Бойцы, вытянувшись в длинную шеренгу, осторожно шаркая в темноте по дощатому настилу, молча поднимались на палубу какого-то странного парохода, слегка качавшегося на волжской воде.

— Смелее! Смелее! — услышал Усольцев рядом чей-то тонкий голосок и чертыхнулся оттого, что споткнулся о какую-то железяку.

— Повыше ноги! Не шаркать! — не унимался все тот же голосок.

— Эй, командир-пискля, укажи-ка лучше на что присесть, — вырвалось из шеренги.

— На собственное мягкое место, — отпарировал голосок.

— Прекратить разговоры! — вмешался сиплый бас, и на палубе стало тихо. — Немец рядом, а вы «присесть»...

— Можно вопросик? — не стерпел Иванов.

— Слушаю вас, товарищ боец, — настороженно отозвался бас.

— Как величают эту посудину? На разных плавал, но такой крейсер впервые вижу.

— «Гаситель». А я его капитан.

— «Гаситель»? — переспросил Иванов.

— Так, пожарный пароход «Гаситель». Эта посудина, как вы, товарищ боец, выразились, побывала в таких переплетах, что не дай бог вам подобное пережить. «Гаситель» весь в ранах, в его теле и поныне торчат сотни осколков... Работы «Гасителю» хватает: тушим пожары на Волге, возим раненых с правого берега на левый, а сейчас вас доставим в Сталинград. Понятно?

— Вполне, — ответил Иванов. — Выходит, ваш «Гаситель» герой.

— И матросы у нас геройские. А ну-ка, юнга Гена, скажи, каким орденом тебя наградил командарм Чуйков?

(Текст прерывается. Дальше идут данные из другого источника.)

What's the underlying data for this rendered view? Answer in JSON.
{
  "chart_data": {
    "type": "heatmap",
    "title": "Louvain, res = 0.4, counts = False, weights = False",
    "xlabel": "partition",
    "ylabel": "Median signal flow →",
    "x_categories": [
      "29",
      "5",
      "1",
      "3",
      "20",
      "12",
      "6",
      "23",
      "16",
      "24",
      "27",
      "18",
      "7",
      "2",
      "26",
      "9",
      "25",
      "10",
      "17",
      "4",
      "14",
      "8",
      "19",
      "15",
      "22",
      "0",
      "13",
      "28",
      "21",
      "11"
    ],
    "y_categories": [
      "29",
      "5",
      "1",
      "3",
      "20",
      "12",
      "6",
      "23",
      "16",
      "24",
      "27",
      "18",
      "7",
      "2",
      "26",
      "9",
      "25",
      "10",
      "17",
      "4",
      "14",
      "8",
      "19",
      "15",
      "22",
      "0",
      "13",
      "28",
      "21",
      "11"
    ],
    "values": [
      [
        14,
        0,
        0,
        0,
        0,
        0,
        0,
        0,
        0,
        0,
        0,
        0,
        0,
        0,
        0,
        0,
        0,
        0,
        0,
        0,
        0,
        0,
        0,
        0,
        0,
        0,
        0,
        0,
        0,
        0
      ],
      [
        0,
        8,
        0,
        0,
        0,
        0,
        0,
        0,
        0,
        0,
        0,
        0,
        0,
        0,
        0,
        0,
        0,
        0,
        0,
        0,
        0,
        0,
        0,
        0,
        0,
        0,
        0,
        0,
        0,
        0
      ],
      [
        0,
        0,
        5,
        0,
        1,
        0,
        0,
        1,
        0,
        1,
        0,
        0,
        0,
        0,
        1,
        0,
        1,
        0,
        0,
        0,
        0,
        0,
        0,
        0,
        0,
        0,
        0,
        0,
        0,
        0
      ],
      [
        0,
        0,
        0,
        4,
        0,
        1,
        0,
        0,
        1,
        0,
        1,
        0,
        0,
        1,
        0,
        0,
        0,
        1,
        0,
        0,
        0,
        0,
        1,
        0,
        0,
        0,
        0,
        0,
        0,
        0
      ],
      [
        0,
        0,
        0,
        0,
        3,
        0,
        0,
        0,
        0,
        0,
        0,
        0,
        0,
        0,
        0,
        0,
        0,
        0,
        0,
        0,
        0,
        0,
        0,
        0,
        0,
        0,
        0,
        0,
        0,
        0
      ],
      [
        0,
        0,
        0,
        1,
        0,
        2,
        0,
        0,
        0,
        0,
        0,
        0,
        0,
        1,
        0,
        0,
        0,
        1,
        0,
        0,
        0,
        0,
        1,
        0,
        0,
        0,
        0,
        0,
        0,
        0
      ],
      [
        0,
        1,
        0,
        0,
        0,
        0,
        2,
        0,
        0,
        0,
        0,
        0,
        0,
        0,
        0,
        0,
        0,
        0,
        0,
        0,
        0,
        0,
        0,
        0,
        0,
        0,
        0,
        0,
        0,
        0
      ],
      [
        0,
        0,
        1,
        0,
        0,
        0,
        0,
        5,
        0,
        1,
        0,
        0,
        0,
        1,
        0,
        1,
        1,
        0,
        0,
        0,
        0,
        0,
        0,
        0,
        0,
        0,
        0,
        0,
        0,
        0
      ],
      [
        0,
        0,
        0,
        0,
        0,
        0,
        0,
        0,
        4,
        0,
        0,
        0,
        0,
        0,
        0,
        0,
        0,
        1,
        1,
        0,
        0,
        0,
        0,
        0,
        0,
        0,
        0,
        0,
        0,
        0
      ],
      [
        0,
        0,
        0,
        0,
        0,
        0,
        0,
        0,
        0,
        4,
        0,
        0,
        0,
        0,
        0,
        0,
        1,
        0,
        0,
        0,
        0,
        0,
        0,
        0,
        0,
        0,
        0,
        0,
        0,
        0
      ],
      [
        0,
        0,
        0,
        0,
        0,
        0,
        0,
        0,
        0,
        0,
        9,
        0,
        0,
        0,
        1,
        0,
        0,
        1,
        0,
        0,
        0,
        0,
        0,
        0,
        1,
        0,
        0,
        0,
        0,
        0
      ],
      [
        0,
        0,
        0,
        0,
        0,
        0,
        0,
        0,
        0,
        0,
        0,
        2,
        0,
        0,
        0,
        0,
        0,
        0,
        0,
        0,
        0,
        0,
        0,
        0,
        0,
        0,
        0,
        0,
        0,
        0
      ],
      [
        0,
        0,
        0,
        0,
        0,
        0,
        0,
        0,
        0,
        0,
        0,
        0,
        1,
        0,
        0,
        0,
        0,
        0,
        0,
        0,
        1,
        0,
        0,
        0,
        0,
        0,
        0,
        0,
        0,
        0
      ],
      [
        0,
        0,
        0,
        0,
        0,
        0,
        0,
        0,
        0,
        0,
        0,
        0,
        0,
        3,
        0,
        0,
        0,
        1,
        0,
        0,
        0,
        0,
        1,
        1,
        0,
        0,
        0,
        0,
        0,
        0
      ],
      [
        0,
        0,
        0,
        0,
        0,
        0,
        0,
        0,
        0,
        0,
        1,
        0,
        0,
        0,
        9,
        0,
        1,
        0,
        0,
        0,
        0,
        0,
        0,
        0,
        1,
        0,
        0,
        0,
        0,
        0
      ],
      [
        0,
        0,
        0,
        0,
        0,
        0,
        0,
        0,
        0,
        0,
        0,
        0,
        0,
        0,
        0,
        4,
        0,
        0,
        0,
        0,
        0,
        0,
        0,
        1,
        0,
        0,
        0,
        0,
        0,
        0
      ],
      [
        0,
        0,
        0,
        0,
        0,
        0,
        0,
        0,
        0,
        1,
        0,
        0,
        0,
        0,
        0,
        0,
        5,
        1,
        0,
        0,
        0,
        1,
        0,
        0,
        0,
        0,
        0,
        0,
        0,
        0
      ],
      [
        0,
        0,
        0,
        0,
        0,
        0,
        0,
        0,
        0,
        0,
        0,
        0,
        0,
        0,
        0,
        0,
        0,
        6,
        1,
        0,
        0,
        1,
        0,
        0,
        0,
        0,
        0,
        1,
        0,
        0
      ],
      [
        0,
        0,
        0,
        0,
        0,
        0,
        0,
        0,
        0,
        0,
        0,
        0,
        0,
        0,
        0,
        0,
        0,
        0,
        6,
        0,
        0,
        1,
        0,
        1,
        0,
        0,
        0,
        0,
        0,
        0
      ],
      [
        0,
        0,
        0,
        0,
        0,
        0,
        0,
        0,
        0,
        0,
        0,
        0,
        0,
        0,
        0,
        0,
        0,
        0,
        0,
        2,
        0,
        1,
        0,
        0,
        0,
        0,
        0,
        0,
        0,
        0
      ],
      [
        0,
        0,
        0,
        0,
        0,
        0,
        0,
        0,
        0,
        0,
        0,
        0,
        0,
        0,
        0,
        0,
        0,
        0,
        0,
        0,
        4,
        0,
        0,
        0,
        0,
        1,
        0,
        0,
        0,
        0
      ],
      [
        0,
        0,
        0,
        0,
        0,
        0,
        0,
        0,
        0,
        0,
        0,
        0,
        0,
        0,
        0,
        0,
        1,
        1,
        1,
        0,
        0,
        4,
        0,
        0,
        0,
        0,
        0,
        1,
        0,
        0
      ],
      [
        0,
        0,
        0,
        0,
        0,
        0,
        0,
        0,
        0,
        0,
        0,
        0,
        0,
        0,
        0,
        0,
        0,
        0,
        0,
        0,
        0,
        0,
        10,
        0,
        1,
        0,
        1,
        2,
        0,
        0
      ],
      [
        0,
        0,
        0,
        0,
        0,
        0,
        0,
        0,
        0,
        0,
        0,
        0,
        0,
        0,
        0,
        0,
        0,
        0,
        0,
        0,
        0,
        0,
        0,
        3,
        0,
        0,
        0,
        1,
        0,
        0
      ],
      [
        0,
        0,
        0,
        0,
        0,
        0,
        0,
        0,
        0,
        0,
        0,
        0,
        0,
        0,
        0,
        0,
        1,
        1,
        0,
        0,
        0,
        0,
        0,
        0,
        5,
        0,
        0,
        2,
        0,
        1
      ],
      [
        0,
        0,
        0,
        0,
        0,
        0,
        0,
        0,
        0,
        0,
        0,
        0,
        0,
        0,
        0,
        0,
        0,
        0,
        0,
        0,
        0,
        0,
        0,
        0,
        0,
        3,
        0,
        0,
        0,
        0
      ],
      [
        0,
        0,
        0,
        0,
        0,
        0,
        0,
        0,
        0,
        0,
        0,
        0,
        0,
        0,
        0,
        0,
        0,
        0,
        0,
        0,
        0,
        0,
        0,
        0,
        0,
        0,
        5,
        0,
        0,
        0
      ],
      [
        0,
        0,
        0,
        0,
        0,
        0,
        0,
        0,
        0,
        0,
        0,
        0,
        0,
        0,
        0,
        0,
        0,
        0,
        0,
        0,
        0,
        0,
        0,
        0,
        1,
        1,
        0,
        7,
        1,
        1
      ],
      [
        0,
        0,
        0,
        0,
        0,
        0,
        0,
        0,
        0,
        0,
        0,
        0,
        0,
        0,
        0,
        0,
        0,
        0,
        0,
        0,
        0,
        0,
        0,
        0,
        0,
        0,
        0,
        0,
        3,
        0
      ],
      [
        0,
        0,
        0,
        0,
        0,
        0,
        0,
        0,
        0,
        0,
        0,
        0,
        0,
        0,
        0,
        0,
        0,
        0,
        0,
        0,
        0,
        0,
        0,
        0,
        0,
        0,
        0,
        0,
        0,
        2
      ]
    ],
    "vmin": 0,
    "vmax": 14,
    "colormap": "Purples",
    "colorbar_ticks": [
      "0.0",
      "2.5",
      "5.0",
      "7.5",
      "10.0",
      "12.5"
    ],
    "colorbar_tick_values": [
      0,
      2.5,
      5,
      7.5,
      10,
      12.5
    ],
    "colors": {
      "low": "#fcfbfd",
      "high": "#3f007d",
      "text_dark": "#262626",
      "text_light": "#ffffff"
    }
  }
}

— Так вы же знаете, — отозвался тонкий голосок.

— Бойцам скажи, пусть и они узнают.

— Ну «звездочкой».

— Не «звездочкой», а орденом Красной Звезды... За геройство...

— Интересно, что же юнга такое геройское сотворил? — спросил Усольцев.

— Ответь, Гена, бойцу, — пробасил капитан. — Видишь, им интересно.

— Ну пальнул по фрицеву самолету, — сказал Гена и замолк.

— Ну и что же? — допытывался Усольцев.

— Утонул.

— Кто?

— Эх, Генка, — произнес капитан. — Стрельнул метко, а толком рассказать не можешь. Придется мне тебя выручать... Было так. Мы стояли у берега. Видим, на Волге поднялась кутерьма: три немецких самолета накинулись на катер «Надежный», на корме которого сразу загорелись ящики с боеприпасами. Мы пошли на выручку. А самолеты кружат и кидают бомбы. Наш матрос ударил по стервятнику из пулемета. Дал несколько очередей и упал. Я крикнул: «К пулемету!». Гена тут как тут: схватил гашетку и стал строчить. И удачно — самолет вспыхнул и как шел на нас, так и спикировал в Волгу, утонул стервятник... Все это многие видели с берега.

Когда мы подплыли к нему, к нам подошла группа командиров. Среди них был и сам командарм. «Кто стрелял по немцу?» — спросил он и показал на небо. Я указал на Гену. Чуйков положил юнге руку на плечо и сказал: «Хвалю. Молодец. А как сумел?». Гена по-детски ответил: «Это он сам упал...» Генерал рассмеялся и тут же, обернувшись, попросил у одного из офицеров орден Красной Звезды. Офицер отвинтил орден и передал командарму, который и прикрепил Красную Звезду к бушлату нашего юнги. А офицеру Чуйков сказал: «Тебе я потом верну, а этому пацану нужно сейчас...» Вот и вся история.

— Сколько годков тебе, Генка? — спросил Ободов.